I guess I never realized the magnitude of what I was going through. I accepted the prescription for the nurse’s recommended medication and followed her out to the reception area. I cautiously booked my follow-up appointment and met my mom in the car. Overwhelmed, I collapsed in tears onto my mom’s shoulder. Slowly, I found relief in my mom’s embrace and in her calm, steady breath.
… Inhale … Exhale.
I decided to help myself. Making that decision showed my strength. Medication wasn’t going to make things better instantly, but this was the right direction. My parents and sister saw my courage. I knew I could lean on them. No one else knows what I deal with daily, but that’s okay. I am getting the help I need.
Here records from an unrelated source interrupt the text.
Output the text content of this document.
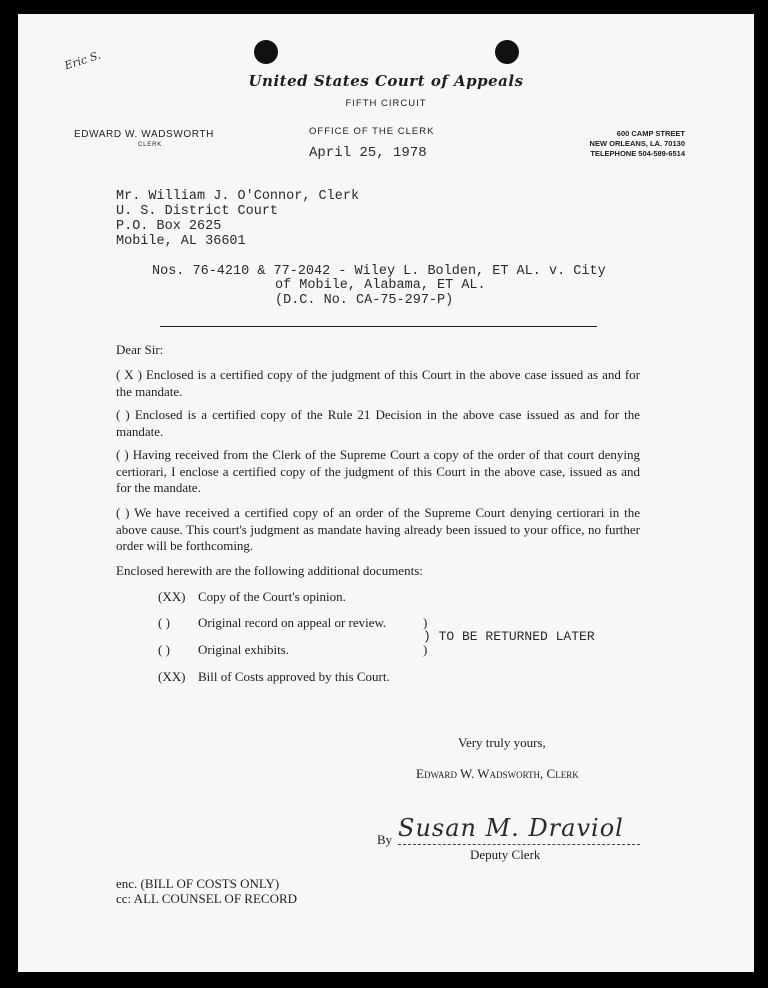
Eric S.

United States Court of Appeals

FIFTH CIRCUIT

EDWARD W. WADSWORTH

CLERK

OFFICE OF THE CLERK

April 25, 1978

600 CAMP STREET

NEW ORLEANS, LA. 70130

TELEPHONE 504-589-6514

Mr. William J. O'Connor, Clerk

U. S. District Court

P.O. Box 2625

Mobile, AL 36601

Nos. 76-4210 & 77-2042 - Wiley L. Bolden, ET AL. v. City

of Mobile, Alabama, ET AL.

(D.C. No. CA-75-297-P)

Dear Sir:

( X ) Enclosed is a certified copy of the judgment of this Court in the above case issued as and for the mandate.

( ) Enclosed is a certified copy of the Rule 21 Decision in the above case issued as and for the mandate.

( ) Having received from the Clerk of the Supreme Court a copy of the order of that court denying certiorari, I enclose a certified copy of the judgment of this Court in the above case, issued as and for the mandate.

( ) We have received a certified copy of an order of the Supreme Court denying certiorari in the above cause. This court's judgment as mandate having already been issued to your office, no further order will be forthcoming.

Enclosed herewith are the following additional documents:

(XX) Copy of the Court's opinion.

( ) Original record on appeal or review.	)

) TO BE RETURNED LATER

( ) Original exhibits.	)

(XX) Bill of Costs approved by this Court.

Very truly yours,

Edward W. Wadsworth, Clerk

By Susan M. Draviol

Deputy Clerk

enc. (BILL OF COSTS ONLY)

cc: ALL COUNSEL OF RECORD
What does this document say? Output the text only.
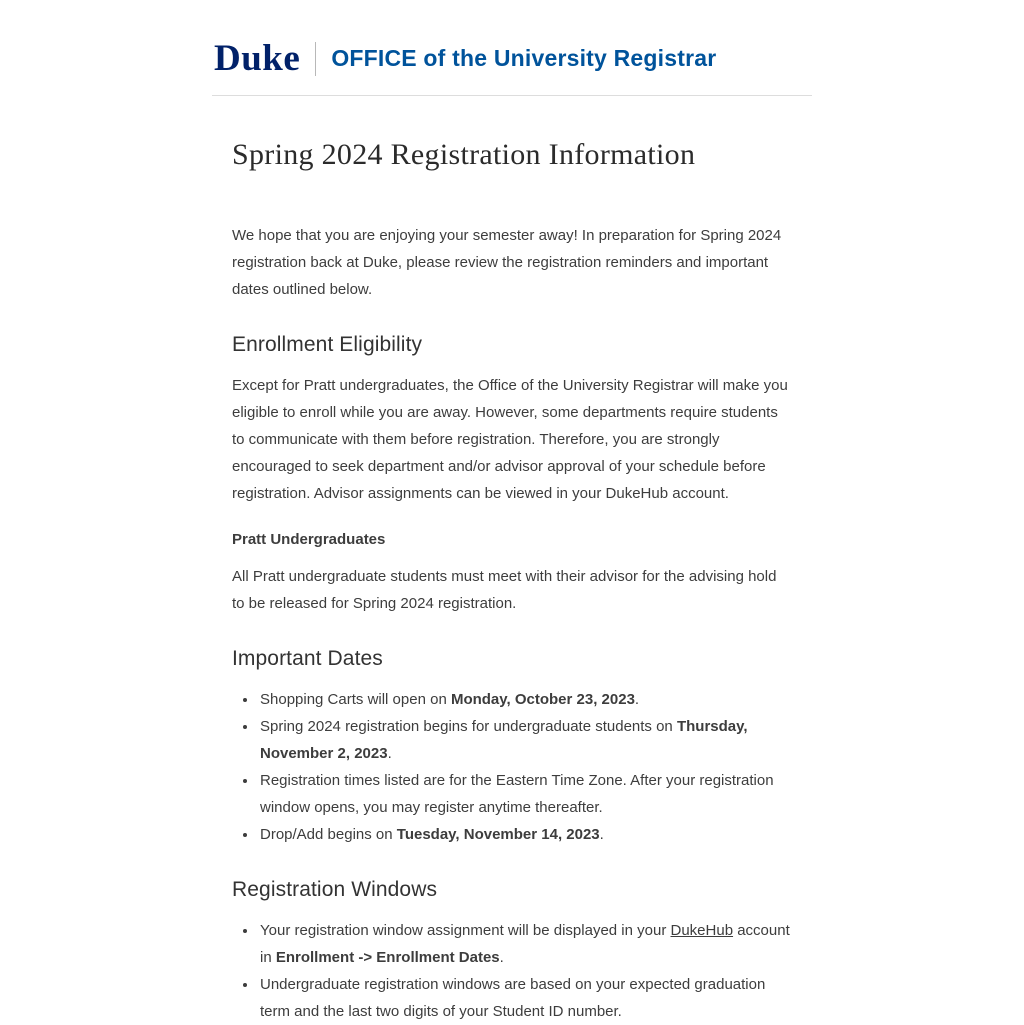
Duke OFFICE of the University Registrar
Spring 2024 Registration Information

We hope that you are enjoying your semester away! In preparation for Spring 2024 registration back at Duke, please review the registration reminders and important dates outlined below.

Enrollment Eligibility

Except for Pratt undergraduates, the Office of the University Registrar will make you eligible to enroll while you are away. However, some departments require students to communicate with them before registration. Therefore, you are strongly encouraged to seek department and/or advisor approval of your schedule before registration. Advisor assignments can be viewed in your DukeHub account.

Pratt Undergraduates

All Pratt undergraduate students must meet with their advisor for the advising hold to be released for Spring 2024 registration.

Important Dates
• Shopping Carts will open on Monday, October 23, 2023.
• Spring 2024 registration begins for undergraduate students on Thursday, November 2, 2023.
• Registration times listed are for the Eastern Time Zone. After your registration window opens, you may register anytime thereafter.
• Drop/Add begins on Tuesday, November 14, 2023.
Registration Windows
• Your registration window assignment will be displayed in your DukeHub account in Enrollment -> Enrollment Dates.
• Undergraduate registration windows are based on your expected graduation term and the last two digits of your Student ID number.
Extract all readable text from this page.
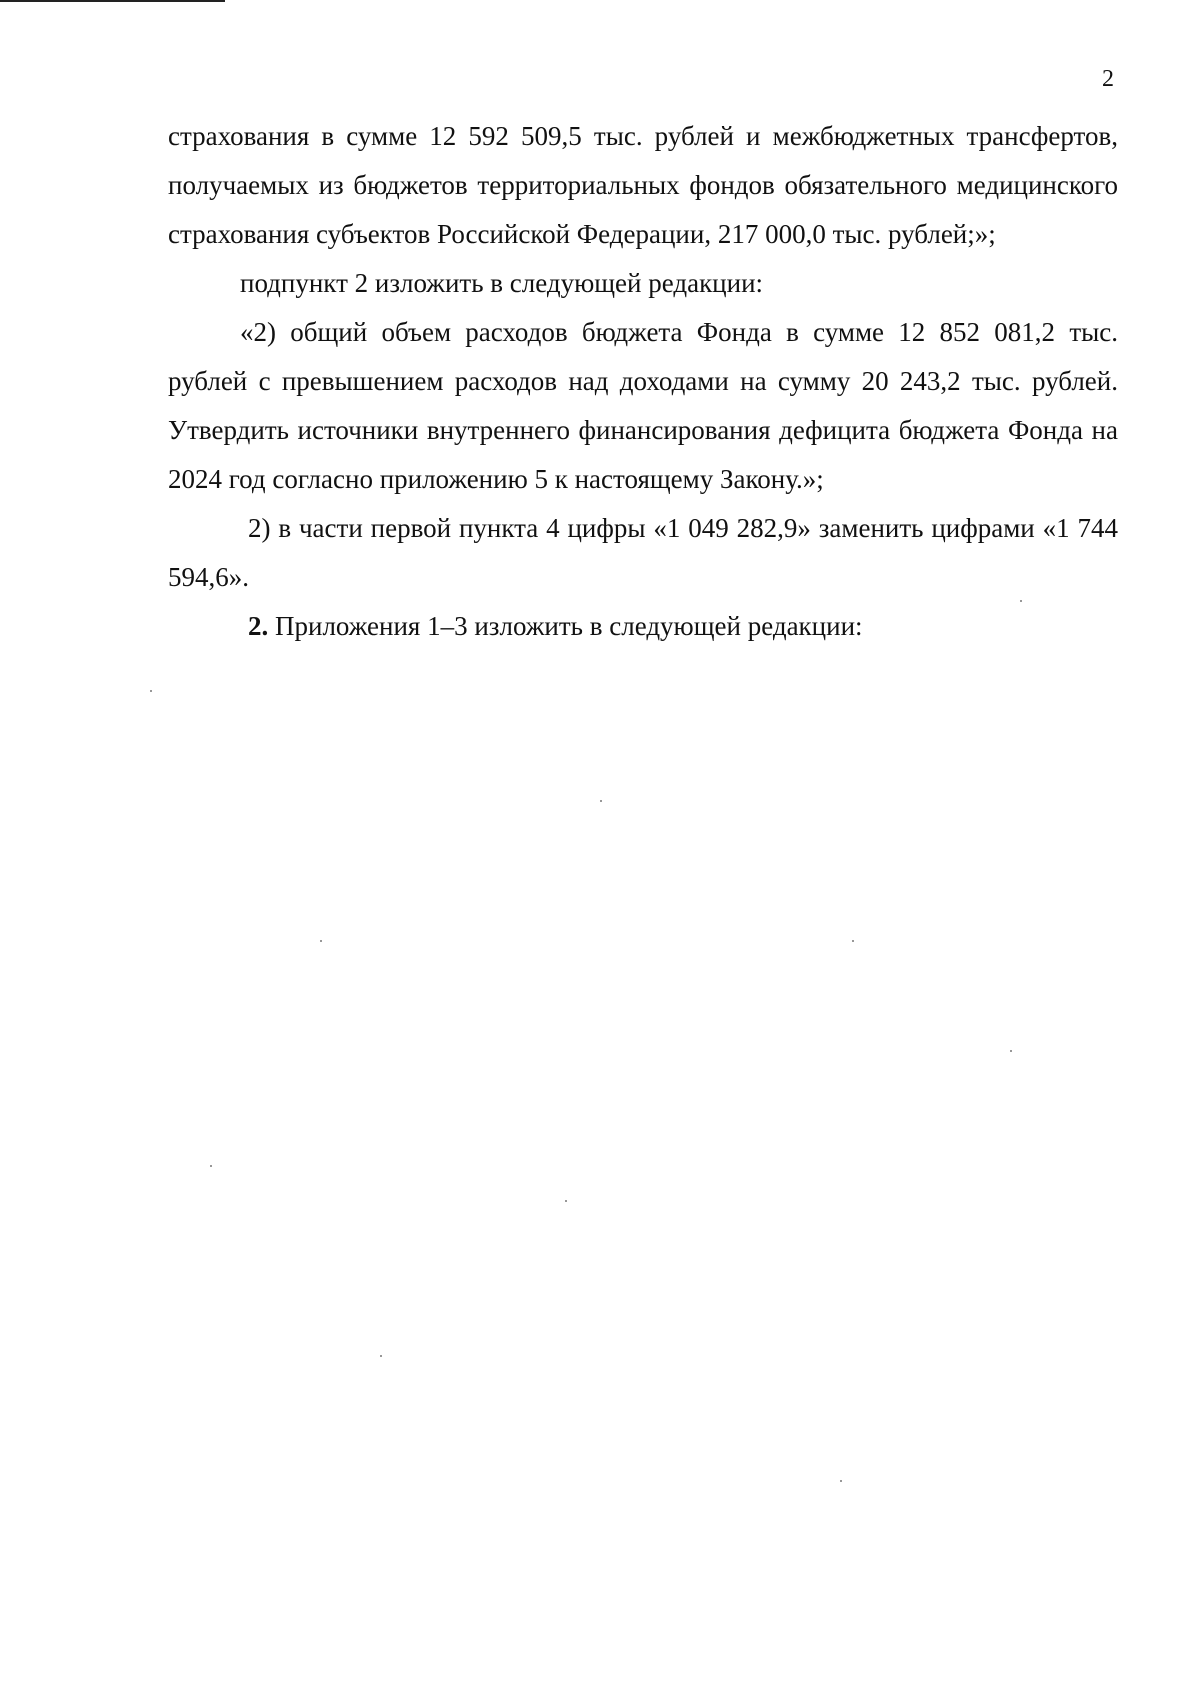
2

страхования в сумме 12 592 509,5 тыс. рублей и межбюджетных трансфертов, получаемых из бюджетов территориальных фондов обязательного медицинского страхования субъектов Российской Федерации, 217 000,0 тыс. рублей;»;

подпункт 2 изложить в следующей редакции:

«2) общий объем расходов бюджета Фонда в сумме 12 852 081,2 тыс. рублей с превышением расходов над доходами на сумму 20 243,2 тыс. рублей. Утвердить источники внутреннего финансирования дефицита бюджета Фонда на 2024 год согласно приложению 5 к настоящему Закону.»;

2) в части первой пункта 4 цифры «1 049 282,9» заменить цифрами «1 744 594,6».

2. Приложения 1–3 изложить в следующей редакции:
This is my story and my choice and that makes me exceptional.
Traveling With Anxiety
Traveling with anxiety is no easy feat. In fact, the mere concept of traveling with anxiety; being stuck on an airplane or worse, being stuck on another continent can be enough to make you stay in your home city for the rest of your life.
But let’s be honest, what fun is that? Traveling with anxiety is actually easier than living with anxiety because you’re so preoccupied by your new surroundings that the last thing you worry about is having a panic attack.
However, it does happen, but rarely to the extent your anxious mind has tricked you into thinking it’ll be like.
Here at Anxiety Gone, we believe travel to be one of the most powerful forms of natural relief. Being able to escape your comfort zone and get out to explore the world does something to you that is beyond unexplainable; the feelings of accomplishment that follow is the best source of motivation to keep going. Once you’re bitten by the travel bug, you’ll go to great lengths to manage your anxiety so you can continue to see the natural wonders of the world.
But like we said, traveling with anxiety can be hard but it isn’t impossible. Courtney didn’t let this panic attack deter her from doing what she loves – traveling. Instead, she used it as a means to accept what was really going on and to seek the help and treatment she needed.
And being mindful of your mental illness is the first step to living a great life, despite your diagnosis.